Creighton’s findings were to start a British-led revolution: first, telling parents the truth about their child’s ambiguous-looking sex and, even more radical, saying that perhaps he or she could stay that way.
- The Canadian Association for the Advancement of Women in Sport and Physical Activity presented the Woodstock Thunder girls’ hockey team with its “Grace Under Pressure” award. Pat Griffin reports, “This is a very prestigious award previously only given to Olympians.” What did the girls do that was so award worthy? They stood up against homophobic comments from some of their opponents when two teammates came out as lesbian. That’s the second anti-homophobia hockey story from Canada in less than a week.

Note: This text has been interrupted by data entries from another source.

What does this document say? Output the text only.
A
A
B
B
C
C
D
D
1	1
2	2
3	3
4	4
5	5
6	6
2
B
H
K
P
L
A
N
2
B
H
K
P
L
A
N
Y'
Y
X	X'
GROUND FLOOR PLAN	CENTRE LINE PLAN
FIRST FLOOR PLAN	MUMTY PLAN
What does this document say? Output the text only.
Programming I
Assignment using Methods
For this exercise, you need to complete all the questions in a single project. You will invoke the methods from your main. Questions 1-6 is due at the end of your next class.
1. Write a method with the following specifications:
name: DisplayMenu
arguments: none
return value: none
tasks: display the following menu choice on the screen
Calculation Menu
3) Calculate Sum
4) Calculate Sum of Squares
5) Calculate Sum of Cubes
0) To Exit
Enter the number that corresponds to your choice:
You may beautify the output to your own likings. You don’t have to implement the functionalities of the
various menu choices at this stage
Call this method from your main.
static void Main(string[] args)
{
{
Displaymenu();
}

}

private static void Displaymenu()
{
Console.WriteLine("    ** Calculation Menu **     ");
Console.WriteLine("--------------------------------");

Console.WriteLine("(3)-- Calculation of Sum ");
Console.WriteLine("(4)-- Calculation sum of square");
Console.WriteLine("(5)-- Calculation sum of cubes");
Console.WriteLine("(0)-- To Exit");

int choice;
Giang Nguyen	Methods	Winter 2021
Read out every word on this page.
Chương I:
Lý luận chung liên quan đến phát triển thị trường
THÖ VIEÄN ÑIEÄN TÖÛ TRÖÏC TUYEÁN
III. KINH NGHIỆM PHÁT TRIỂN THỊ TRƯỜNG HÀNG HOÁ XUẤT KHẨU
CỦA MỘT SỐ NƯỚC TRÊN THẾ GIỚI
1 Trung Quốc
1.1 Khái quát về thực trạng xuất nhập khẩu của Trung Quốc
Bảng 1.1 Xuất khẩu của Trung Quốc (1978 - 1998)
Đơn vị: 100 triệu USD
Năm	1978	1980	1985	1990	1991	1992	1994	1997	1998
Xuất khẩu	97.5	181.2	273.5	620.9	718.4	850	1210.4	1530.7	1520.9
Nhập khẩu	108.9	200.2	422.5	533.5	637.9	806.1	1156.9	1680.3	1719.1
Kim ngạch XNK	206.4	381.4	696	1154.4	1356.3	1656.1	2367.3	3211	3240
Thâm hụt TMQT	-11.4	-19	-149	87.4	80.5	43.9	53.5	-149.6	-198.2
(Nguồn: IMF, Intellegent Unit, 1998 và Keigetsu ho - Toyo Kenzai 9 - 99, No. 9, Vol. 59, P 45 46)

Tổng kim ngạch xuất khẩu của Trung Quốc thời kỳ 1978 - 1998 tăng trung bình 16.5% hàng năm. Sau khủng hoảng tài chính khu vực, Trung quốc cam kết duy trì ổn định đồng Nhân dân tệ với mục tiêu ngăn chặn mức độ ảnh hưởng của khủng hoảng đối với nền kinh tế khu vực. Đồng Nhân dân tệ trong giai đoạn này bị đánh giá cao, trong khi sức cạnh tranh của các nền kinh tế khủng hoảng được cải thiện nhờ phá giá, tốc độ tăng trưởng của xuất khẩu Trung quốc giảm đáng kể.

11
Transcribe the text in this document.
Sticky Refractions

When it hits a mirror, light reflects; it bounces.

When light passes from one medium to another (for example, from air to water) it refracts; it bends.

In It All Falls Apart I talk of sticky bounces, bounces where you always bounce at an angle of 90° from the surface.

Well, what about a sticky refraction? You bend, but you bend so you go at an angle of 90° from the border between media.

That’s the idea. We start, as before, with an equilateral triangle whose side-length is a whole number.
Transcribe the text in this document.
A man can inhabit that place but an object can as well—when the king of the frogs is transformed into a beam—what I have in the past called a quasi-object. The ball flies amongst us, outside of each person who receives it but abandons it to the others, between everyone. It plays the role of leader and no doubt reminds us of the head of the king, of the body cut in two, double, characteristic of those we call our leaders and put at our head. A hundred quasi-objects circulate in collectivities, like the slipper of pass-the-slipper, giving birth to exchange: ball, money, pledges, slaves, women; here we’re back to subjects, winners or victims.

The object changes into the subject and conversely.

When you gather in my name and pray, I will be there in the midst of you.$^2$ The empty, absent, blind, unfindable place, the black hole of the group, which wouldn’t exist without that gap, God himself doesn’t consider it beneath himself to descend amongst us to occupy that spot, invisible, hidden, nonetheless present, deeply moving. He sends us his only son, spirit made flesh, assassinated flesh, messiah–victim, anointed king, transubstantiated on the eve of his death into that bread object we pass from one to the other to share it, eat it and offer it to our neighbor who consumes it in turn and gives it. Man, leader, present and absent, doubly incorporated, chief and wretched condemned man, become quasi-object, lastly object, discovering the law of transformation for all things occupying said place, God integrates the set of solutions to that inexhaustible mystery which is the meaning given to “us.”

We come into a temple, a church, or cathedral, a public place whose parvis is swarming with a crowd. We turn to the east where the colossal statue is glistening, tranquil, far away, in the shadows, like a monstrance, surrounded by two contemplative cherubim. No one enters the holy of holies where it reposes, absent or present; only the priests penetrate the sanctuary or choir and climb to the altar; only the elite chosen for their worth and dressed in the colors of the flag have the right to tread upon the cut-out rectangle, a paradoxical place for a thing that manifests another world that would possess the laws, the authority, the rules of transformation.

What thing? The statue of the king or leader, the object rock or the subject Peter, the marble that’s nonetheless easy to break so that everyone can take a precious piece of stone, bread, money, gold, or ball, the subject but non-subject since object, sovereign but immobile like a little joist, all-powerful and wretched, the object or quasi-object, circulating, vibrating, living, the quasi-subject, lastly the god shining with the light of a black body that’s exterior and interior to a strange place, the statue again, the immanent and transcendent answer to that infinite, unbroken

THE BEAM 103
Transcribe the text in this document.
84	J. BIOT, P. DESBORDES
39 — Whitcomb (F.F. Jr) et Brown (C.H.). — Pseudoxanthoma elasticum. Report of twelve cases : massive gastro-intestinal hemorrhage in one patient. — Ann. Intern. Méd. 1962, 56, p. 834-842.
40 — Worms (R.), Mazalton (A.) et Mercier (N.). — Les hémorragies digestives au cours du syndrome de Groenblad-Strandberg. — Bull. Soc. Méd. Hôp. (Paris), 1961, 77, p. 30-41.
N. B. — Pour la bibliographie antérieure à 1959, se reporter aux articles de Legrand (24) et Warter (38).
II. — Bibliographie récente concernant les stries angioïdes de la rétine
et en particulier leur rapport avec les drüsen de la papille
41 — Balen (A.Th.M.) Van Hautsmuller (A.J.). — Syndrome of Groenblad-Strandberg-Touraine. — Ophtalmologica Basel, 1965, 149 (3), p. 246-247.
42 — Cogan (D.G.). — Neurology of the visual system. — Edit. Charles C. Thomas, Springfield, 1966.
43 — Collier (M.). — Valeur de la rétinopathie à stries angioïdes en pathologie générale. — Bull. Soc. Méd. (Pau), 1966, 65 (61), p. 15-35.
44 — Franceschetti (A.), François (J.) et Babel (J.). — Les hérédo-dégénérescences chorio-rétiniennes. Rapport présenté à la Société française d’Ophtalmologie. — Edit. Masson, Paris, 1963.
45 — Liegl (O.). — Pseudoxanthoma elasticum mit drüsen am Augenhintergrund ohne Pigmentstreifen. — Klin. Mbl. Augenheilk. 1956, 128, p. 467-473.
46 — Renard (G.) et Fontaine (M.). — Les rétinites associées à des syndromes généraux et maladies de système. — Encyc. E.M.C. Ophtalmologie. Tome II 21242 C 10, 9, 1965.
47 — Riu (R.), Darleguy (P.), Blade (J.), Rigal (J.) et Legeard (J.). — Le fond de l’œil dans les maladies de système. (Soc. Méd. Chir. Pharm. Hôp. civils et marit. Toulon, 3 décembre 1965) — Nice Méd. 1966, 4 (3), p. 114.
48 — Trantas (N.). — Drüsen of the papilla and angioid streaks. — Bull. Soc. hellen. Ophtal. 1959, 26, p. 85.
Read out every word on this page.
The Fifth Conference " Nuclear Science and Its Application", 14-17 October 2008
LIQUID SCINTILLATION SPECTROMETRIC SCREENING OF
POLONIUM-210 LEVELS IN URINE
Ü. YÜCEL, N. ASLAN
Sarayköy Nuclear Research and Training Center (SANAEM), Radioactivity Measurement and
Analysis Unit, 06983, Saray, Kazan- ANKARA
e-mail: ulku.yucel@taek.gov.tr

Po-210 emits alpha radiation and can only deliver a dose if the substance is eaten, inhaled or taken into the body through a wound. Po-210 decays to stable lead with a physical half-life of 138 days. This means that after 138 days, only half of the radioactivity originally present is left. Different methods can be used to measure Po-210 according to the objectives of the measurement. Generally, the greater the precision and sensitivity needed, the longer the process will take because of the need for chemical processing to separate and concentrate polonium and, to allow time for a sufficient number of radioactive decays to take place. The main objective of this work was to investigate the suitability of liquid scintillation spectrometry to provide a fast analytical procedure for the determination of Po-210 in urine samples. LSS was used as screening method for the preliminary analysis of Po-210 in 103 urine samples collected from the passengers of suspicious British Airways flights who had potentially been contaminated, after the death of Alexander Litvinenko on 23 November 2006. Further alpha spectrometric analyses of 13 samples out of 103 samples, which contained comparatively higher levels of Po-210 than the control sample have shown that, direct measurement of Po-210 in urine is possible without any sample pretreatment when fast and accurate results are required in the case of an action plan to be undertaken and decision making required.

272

- Combine the above with the two great volumes about LGBT parenting to come out of Canada lately, and one might be tempted to think that the country is on the smooth ice towards understanding and acceptance. Unfortunately, Canada’s border guards recently seized prints of three films meant for an LGBT film festival in Ottawa. No, they weren’t porn. One, Patrik 1.5, is about a gay couple adopting a child in Sweden, and the others seem like fairly tame dramas. All have been shown in Canada before. The guards won’t release them until after they’ve viewed them and deemed them acceptable, which means the film festival was scrambling to find alternative copies.
And in the U.S.:
- TransActive Education & Advocacy has released their “How-To Guide for Oregon Public & Charter Schools,” with information on how schools everywhere can support transgender children and youth and those who express their gender identity in non-conforming ways. (Here are a few related resources.)
- Nancy Polikoff reports that the Jenkins-Miller custody case is now not the only one in which Virginia has enforced custody orders from another state. It just did so in the case of a surrogate mother trying to deny parental rights to the nonbiological father of the gay couple for whom she was a surrogate.
- Polikoff also tells us of the happy case of Kellie Gibson and Denise Boettcher, who finalized their adoption of four-year-old Morrgan Avery Gibson-Boettcher and are likely the first lesbian couple in the state to adopt a child jointly. She also explains how a previous custody ruling (another one in which an “ex-gay” bio mom tried to deny parenthood to her ex partner) helped this one.